Why does Rust performance of `Arc` vs `Rc` vary with the size of the referenced vector?

1.1k Views Asked by At

While doing the rustlings exercises on smart pointers, I was wondering what the performance cost of using an Arc which references a list of numbers is if multiple threads are reading this list.

So I created a simple program based on the Arc exercise. It calculates the sum of numbers in a vector, first ten times in one thread using Rc and taking the average time, then ten times in ten parallel threads using Arc, and compares the times taken:

use std::sync::Arc;
use std::rc::Rc;
use std::thread;
use std::time::Instant;

fn main() {
    let numbers: Vec<_> = (0..1_000_000_u128).collect();
    let shared_arc = Arc::new(numbers.clone());
    let shared_rc = Rc::new(numbers);

    let mut joinhandles = Vec::new();

    // Test Rc
    let start = Instant::now();

    for _ in 0..10 {
        (*shared_rc).iter().sum::<u128>();
    }

    let t1 = start.elapsed();
    println!("{:?}", t1 / 10);


    // Test Arc
    let t2 = Instant::now();

    for _ in 0..10 {
        let thread_numbers = Arc::clone(&shared_arc);

        joinhandles.push(thread::spawn(move || {
            (*thread_numbers).iter().sum::<u128>();
        }))
    }

    // Join all threads
    for handle in joinhandles {
        handle.join().unwrap();
    }

    let t3 = t2.elapsed();
    println!("{:?}",  t3);
}

I ran this program for varying sizes of the numbers vector and consistently found run times such as:

Size numbers Time Rc Time Arc
1 000 000 4.7 ms 8.5 ms
10 000 000 47 ms 99 ms
100 000 000 497 ms 1088 ms

The threads using the Arc typically take twice as long as the thread that just uses Rc!

From my understanding, Arc only differs from Rc in that Arc updates its reference count in a thread-safe way, but Rc doesn't. I'd then expect the performance cost of Arc to vary with the number of threads (specifically the number of calls to Arc::clone in the code above), but not with the size of the vector that either reference counter is referring to.

I guess the solution is either of the following:

  • The performance cost is actually due to the threaded nature of the above test with Arc; I'm not sure how threads works exactly
  • The (A)Rc-object is somehow edited every time a thread dereferences it. If so, why?

But which is it? I'd love to hear your thoughts!

Edit:

To clarify, this was run without compiler optimisation. My CPU is an i7 8700K (6 cores, 12 threads, 12 MB cache).

1

There are 1 best solutions below

3
prog-fh On

You are not comparing Arc against Rc but rather parallel vs serial execution. In your first loop, if you use shared_arc instead of shared_rc, you will probably not see any difference in performances.

Moreover, the sums you wrote could not be generated by the compiler, because their result is discarded. You should wrap them in std::hint::black_box(). You run with --release, don't you ?

During serial execution, the 16MB array probably stands in L3 cache and since the traversal is straightforward, the prefetch will probably be optimal for L1/L2 caches. Then this computation runs at full speed.

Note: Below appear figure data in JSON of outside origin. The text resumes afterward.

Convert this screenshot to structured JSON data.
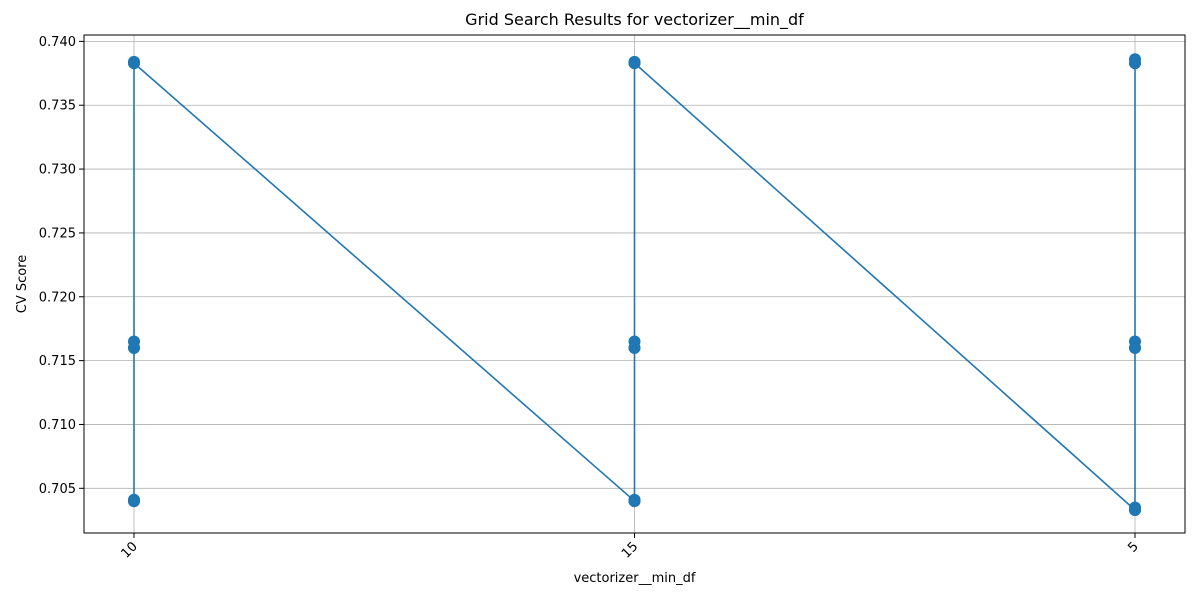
{
  "chart_data": {
    "type": "line",
    "title": "Grid Search Results for vectorizer__min_df",
    "xlabel": "vectorizer__min_df",
    "ylabel": "CV Score",
    "categories": [
      "10",
      "15",
      "5"
    ],
    "ylim": [
      0.7015,
      0.7405
    ],
    "yticks": [
      0.705,
      0.71,
      0.715,
      0.72,
      0.725,
      0.73,
      0.735,
      0.74
    ],
    "ytick_labels": [
      "0.705",
      "0.710",
      "0.715",
      "0.720",
      "0.725",
      "0.730",
      "0.735",
      "0.740"
    ],
    "grid": true,
    "color": "#1f77b4",
    "series": [
      {
        "x": [
          "10",
          "10",
          "10",
          "10",
          "10",
          "10",
          "10",
          "10",
          "10",
          "15",
          "15",
          "15",
          "15",
          "15",
          "15",
          "15",
          "15",
          "15",
          "5",
          "5",
          "5",
          "5",
          "5",
          "5",
          "5",
          "5",
          "5"
        ],
        "values": [
          0.704,
          0.716,
          0.7383,
          0.7041,
          0.7165,
          0.7384,
          0.704,
          0.716,
          0.7383,
          0.704,
          0.716,
          0.7383,
          0.7041,
          0.7165,
          0.7384,
          0.704,
          0.716,
          0.7383,
          0.7033,
          0.716,
          0.7383,
          0.7035,
          0.7165,
          0.7386,
          0.7033,
          0.716,
          0.7383
        ]
      }
    ]
  }
}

Depending on your hardware architecture, especially if you have more threads than hardware cores, these threads will probably «fight» for the cores. These context switches will probably degrade performance because of L1/L2 cache-trashing : prefetched data for one thread will be evicted from the L1/L2 cache after the context switch in order to load the relevant data for the new running thread, and so on at the next context switch. When the array is bigger, the same problem also occurs with the L3 cache.

In general, when a problem is memory-bound (much of the time is spent in loading data, not actually computing), parallelisation does not help much (the memory bandwidth cannot go further, except on NUMA systems) and could even degrade performance due to cache-trashing if too many threads are involved. Moreover, if the OS schedules two threads on the same hardware core, the competition will be tough between them. From my experience, I achieve optimal parallel performance in computation when binding carefully the threads to distinct CPU cores (assuming there are no other CPU-intensive tasks in the system).


Hey, but I didn't realise at first sight: your serial performance result is divided by ten, but not the parallel one. Then the parallel execution is actually much faster than the serial one. The acceleration is not ideal (×N for N threads) because there are always some overheads (thread management/scheduling, competition for cache and memory bandwidth...).
But, above all here, the problem is clearly memory-bound (perf says so), thus we cannot expect the ten threads to obtain ten times more data in the same amount of time.